Der Social-Media-Riese wird enorm hoch bewertet, obwohl er faktisch doch nur eine weitere werbefinanzierte Website darstellt, meint der Medienkritiker MIchael Wolff. "Ein Zusammenbruch von Facebook könnte das halbe Web mitreißen", schreibt er in einer Analyse für Technology Review.

Der Social-Media-Riese wird enorm hoch bewertet, obwohl er faktisch doch nur eine weitere werbefinanzierte Website darstellt, meint der Medienkritiker MIchael Wolff. "Ein Zusammenbruch von Facebook könnte das halbe Web mitreißen", schreibt er in einer Analyse für Technology Review.

Michael Wolff [1] schreibt eine Medienkolumne für den "Guardian", ist fester Autor bei "Vanity Fair", gründete das Portal Newser [2] und war bis Oktober letzten Jahres Chefredakteur des Werbebrachentitels "AdWeek." Der Wirtschaftsjournalist beschäftigte sich schon zu Dot-Com-Zeiten [3] mit problematischen Internet-Geschäftsmodellen.
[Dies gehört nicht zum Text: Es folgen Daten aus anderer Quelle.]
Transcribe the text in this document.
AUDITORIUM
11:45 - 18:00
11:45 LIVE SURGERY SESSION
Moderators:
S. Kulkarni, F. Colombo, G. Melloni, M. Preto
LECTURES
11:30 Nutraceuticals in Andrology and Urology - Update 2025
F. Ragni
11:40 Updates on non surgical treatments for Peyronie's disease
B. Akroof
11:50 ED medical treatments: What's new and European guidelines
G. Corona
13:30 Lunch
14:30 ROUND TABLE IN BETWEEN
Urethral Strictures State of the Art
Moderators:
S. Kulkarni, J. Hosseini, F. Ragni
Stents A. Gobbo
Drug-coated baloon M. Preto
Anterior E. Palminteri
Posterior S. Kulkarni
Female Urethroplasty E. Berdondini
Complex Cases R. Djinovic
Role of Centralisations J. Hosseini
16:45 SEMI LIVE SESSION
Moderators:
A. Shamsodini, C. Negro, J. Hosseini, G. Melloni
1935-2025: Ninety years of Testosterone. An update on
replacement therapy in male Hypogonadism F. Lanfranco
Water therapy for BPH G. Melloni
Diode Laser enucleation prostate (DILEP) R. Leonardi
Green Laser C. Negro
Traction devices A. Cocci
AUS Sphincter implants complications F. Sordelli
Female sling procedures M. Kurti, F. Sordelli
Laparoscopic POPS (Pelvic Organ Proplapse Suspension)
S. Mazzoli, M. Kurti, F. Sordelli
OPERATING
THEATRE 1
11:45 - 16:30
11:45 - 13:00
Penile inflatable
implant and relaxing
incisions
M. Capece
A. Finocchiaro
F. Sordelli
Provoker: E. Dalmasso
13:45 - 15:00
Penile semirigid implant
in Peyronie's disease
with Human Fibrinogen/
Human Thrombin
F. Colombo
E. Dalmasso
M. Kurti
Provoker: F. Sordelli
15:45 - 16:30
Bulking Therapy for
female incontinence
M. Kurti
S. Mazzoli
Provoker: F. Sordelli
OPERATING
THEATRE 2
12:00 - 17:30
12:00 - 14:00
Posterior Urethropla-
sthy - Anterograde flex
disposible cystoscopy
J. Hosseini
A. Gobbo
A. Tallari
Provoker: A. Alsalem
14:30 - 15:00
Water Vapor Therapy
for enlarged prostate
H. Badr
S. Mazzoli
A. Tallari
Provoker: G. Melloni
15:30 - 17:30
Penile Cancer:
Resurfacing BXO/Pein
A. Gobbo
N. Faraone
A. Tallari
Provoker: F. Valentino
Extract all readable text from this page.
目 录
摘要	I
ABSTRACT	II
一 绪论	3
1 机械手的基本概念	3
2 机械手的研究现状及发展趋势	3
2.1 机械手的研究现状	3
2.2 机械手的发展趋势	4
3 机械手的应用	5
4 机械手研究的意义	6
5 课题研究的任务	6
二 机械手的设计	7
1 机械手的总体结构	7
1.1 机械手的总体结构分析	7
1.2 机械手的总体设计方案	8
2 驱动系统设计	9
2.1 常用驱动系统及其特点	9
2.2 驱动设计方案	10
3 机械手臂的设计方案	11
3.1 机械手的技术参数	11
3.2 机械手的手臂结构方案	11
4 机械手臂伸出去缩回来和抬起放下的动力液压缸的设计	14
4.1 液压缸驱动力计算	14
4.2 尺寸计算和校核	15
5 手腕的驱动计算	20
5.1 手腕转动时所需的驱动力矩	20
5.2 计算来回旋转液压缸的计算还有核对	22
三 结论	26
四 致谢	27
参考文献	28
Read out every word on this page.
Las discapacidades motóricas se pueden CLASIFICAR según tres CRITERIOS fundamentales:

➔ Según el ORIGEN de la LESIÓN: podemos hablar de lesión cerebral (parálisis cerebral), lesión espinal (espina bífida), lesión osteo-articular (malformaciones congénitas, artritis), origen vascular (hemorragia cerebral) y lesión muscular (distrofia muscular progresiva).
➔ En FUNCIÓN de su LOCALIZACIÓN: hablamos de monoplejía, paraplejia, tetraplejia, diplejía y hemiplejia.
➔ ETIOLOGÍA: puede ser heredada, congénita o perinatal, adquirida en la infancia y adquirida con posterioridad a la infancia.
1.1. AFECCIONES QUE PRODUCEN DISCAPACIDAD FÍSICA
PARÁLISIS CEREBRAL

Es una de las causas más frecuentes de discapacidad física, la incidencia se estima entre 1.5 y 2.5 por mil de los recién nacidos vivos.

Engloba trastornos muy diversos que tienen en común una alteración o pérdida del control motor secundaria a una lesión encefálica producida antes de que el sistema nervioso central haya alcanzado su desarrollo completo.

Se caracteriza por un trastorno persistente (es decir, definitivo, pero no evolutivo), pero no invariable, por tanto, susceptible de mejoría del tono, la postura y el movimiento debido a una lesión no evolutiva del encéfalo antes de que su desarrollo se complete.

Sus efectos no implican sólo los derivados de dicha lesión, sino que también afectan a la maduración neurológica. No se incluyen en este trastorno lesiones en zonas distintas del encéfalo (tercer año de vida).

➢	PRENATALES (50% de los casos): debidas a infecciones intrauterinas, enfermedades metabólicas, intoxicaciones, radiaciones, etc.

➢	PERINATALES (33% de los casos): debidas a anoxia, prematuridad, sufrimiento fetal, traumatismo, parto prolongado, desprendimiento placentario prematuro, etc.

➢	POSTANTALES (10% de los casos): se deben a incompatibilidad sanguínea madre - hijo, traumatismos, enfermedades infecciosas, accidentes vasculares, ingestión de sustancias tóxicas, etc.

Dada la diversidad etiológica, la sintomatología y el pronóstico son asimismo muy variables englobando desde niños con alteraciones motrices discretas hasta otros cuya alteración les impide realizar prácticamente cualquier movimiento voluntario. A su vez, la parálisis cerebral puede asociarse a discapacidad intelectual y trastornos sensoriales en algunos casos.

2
Facebook ist nicht nur auf dem Weg, sich selbst zu zerlegen, sondern der Social-Media-Riese könnte auch gleich große Teile des restlichen werbefinanzierten Netzes mit in den Abgrund reißen. So viel Geld die Firma bei ihrem kürzlich erfolgten Börsengang [4] auch eingesammelt hat und so sehr solche großen Crashs üblicherweise in Zeitlupe ablaufen – ich behaupte, dass diese Aussage keineswegs ins Reich der Übertreibungen gehört.

Und das kommt so: Große Teile des Internet-Geschäftes basieren nach wie vor auf einem enormen wirtschaftlichen Trugschluss. Der lautet: Das Web ist mit all seinen Möglichkeiten, genaue Zielgruppen zu erreichen, ein effizienteres und damit gleichzeitig auch profitableres Werbemedium, als es traditionelle Mediengattungen jemals waren. Damit ist Facebook mit seinen 900 Millionen Nutzern und einer Bewertung von rund 100 Milliarden US-Dollar zum Zeitpunkt des Börsengangs quasi der größte Online-Trugschluss aller Zeiten: Schließlich basiert das Geschäft der Firma zu großen Teilen auf traditioneller Reklame, die in Form von simplen Text- und Bildanzeigen neben dem Newsfeed auftaucht.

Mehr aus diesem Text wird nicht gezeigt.